Sergeant Mick Ward surveyed the field hospital and the team he’d helped put together the last months, about a mile up from the beach. He’d done what he could to ensure the wounded would be treated well, as modern as heavenly possible and not by doctor throwbacks harking from the bloody Napoleonic era. Still, Mick thought, picking up his Lee-Enfield .303 rifle, with no anti-biotics or plasma, anyone hit in a bad way would still be fucked. Just less so. He barked orders to a pair of medical orderlies, and led them towards the front line of bunkers, muttering.

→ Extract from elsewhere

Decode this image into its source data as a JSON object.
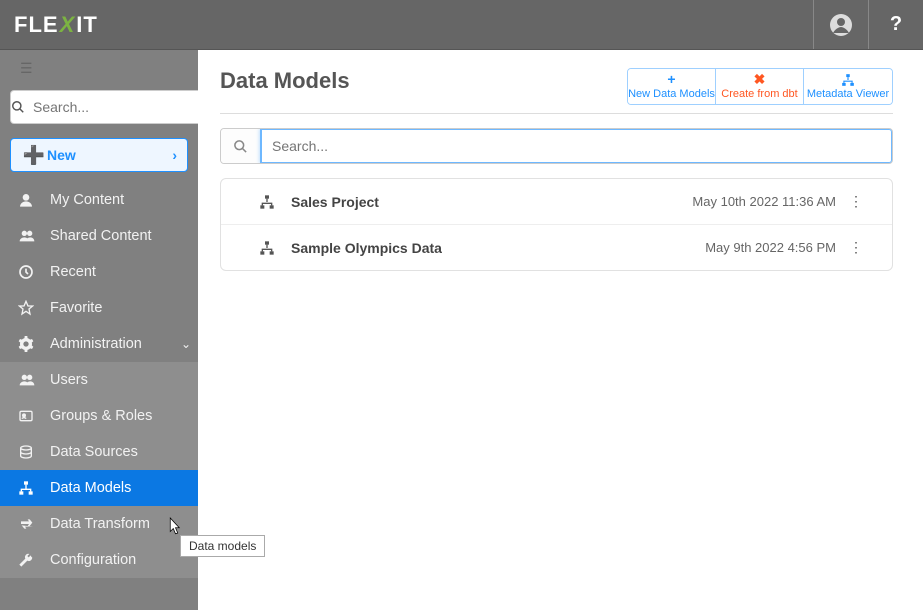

"Sir, the Republic fleet has retreated into the bay. Do we wait here as planned?" said Captain McDonnell. Grieg had not spoken since his command to fire at will. At least a dozen enemy ships sank under the waves behind them, as the battleship's terrible weapons swept everything in its path, and dozens more lay crippled or damaged in the harbour ahead.
"Drive straight into the middle of the harbour," said Grieg, not moving his head. "Then lay anchor and destroy anything that resists. The Brimstone and others will engage the enemy fleet and provide cover for the landing forces."
"Yes Sir," said McDonnell. The Purity signalled the Armada, and passed from the open ocean and into the mouth of the bay.